At this point the cycle can begin again. The session ID will persist until the user re-loads the page, so it should be clear that additional search_new actions are being done in the same sitting.


Does the above look like generally the sort of data we want to capture? Anything important left out (or that should not be included based on what is here)? The current implementation only tracks searches for users with JS enabled – is that ok, or do we need to log initial search actions on the server? The current implementation will log server-rendered search results (say if the user navigates directly to Special:MediaSearch?q=searchterm), but logging won't start until JS initializes.

@egardner I just remembered that @mwilliams created T263172 - does this plan cover the ability to answer the questions he posed there? Should I close that ticket if it's covered by this one?

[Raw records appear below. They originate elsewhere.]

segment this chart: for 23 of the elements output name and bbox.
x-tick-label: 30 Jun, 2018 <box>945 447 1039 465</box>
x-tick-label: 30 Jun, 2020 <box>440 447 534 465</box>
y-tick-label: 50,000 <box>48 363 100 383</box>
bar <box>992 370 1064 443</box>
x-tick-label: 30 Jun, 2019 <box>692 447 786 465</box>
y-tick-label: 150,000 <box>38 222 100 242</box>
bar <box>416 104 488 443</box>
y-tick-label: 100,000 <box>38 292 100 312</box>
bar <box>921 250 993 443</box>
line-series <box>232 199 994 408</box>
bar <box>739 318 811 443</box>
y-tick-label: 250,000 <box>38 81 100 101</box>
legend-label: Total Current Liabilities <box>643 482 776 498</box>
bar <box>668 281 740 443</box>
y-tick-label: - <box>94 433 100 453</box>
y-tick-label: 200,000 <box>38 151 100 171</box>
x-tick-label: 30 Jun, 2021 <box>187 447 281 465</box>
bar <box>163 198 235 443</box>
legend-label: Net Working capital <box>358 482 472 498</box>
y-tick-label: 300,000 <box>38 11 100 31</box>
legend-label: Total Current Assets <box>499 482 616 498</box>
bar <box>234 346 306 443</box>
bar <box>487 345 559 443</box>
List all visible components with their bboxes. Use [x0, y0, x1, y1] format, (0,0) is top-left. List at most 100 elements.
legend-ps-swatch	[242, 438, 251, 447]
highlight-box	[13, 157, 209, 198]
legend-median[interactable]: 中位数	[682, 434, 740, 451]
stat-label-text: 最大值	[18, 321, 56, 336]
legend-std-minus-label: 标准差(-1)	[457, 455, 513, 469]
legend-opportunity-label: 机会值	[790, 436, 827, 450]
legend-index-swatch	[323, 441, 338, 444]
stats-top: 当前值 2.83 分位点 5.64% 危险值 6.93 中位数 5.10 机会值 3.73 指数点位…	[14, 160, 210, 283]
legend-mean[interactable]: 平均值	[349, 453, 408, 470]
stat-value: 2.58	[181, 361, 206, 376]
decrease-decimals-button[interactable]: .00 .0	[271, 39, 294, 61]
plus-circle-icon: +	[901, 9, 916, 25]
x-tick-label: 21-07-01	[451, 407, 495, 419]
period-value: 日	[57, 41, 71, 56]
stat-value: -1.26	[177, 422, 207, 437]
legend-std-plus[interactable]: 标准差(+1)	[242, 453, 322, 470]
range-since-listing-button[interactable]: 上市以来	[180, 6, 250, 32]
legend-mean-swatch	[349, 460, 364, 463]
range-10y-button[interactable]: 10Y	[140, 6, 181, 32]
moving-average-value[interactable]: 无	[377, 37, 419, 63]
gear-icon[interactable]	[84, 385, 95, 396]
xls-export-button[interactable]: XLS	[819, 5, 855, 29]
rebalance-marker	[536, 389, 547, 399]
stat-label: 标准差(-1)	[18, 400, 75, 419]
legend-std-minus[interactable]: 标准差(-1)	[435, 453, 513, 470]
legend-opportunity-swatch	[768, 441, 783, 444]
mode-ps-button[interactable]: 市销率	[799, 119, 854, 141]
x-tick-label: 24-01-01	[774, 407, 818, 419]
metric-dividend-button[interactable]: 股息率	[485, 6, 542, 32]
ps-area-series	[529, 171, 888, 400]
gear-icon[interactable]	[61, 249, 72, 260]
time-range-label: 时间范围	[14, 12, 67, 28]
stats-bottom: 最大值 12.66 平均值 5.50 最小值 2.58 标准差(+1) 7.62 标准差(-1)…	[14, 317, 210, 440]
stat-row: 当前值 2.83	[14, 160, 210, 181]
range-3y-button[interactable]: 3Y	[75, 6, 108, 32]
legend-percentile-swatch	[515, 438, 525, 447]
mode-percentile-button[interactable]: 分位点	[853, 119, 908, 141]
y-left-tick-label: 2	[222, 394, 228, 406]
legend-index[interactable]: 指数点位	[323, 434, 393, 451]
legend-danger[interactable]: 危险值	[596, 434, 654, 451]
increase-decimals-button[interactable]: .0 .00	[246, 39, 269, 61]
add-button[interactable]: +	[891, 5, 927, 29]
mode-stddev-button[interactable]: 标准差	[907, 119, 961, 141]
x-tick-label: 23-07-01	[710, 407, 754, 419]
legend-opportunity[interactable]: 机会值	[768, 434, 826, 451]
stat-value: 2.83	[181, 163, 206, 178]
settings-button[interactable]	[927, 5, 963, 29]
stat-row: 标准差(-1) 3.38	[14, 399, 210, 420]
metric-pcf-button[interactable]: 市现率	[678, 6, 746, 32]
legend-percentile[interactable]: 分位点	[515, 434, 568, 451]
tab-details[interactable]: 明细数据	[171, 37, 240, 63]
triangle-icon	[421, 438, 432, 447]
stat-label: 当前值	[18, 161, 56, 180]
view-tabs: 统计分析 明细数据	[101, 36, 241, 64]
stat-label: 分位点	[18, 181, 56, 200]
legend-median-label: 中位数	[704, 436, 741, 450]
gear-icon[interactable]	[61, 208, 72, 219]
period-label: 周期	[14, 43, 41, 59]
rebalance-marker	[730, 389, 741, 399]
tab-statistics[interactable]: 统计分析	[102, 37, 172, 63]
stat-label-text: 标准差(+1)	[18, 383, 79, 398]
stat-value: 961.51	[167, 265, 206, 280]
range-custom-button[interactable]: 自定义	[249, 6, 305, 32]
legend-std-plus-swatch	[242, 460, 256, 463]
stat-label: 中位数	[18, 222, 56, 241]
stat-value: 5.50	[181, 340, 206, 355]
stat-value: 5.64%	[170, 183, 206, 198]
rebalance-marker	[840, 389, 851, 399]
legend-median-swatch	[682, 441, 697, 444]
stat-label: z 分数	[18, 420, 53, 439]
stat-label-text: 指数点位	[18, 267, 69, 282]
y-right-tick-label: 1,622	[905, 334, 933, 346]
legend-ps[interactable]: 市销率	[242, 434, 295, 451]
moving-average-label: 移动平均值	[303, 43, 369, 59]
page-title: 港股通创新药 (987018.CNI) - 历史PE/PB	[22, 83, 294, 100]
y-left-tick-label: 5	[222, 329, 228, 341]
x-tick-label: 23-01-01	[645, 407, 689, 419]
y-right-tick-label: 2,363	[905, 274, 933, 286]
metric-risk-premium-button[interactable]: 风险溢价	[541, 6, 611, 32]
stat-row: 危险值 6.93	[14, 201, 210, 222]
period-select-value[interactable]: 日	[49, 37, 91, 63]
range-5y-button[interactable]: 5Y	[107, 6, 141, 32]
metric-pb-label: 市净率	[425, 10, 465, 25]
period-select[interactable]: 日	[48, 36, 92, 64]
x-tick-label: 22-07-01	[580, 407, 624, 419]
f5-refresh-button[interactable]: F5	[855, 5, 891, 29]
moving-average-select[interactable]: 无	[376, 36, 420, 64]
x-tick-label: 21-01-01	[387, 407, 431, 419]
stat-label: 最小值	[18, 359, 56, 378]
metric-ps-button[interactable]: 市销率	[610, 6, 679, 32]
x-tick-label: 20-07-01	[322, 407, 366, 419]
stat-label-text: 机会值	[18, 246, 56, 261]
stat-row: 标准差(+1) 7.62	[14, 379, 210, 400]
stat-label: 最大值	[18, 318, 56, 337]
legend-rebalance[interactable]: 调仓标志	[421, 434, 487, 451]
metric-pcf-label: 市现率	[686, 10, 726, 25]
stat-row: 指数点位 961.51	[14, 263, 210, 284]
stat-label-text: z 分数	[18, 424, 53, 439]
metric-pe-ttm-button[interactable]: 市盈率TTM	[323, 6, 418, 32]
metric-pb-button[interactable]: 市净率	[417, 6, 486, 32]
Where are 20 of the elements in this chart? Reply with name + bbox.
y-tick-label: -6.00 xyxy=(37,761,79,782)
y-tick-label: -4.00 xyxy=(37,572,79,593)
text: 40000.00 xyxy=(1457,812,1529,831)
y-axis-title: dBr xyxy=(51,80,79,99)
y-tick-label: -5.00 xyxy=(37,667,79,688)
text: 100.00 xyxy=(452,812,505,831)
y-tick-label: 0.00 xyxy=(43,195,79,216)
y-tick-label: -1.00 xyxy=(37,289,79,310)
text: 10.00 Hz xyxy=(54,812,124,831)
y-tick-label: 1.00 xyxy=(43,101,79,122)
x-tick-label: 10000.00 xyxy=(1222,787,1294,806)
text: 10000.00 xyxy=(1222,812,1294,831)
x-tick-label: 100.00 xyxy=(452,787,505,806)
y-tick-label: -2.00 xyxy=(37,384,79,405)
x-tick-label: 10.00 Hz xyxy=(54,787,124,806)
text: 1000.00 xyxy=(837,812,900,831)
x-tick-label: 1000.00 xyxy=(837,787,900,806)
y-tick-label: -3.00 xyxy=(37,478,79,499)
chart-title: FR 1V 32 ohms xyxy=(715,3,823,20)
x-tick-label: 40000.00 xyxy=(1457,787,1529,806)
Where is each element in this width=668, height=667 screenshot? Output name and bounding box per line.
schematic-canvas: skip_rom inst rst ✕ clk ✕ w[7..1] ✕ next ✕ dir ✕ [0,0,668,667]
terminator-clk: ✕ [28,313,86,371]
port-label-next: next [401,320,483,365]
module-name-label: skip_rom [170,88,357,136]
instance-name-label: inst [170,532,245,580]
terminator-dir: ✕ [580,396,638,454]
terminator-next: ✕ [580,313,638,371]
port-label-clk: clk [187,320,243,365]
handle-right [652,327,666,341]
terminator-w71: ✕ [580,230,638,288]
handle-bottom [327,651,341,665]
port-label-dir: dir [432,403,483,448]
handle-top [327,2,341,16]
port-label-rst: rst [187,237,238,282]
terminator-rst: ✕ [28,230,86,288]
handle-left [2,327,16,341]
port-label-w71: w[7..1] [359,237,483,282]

@CBogen I think my latest updates to this patch and the schema should capture enough data to answer those questions. Every time the user changes a filter an event will be logged with that filter's new value; it should be possible to get a sense of all filters used in a given session by grabbing all filter_change events and looking at filter types, values, whether or not things were unset after being set, etc.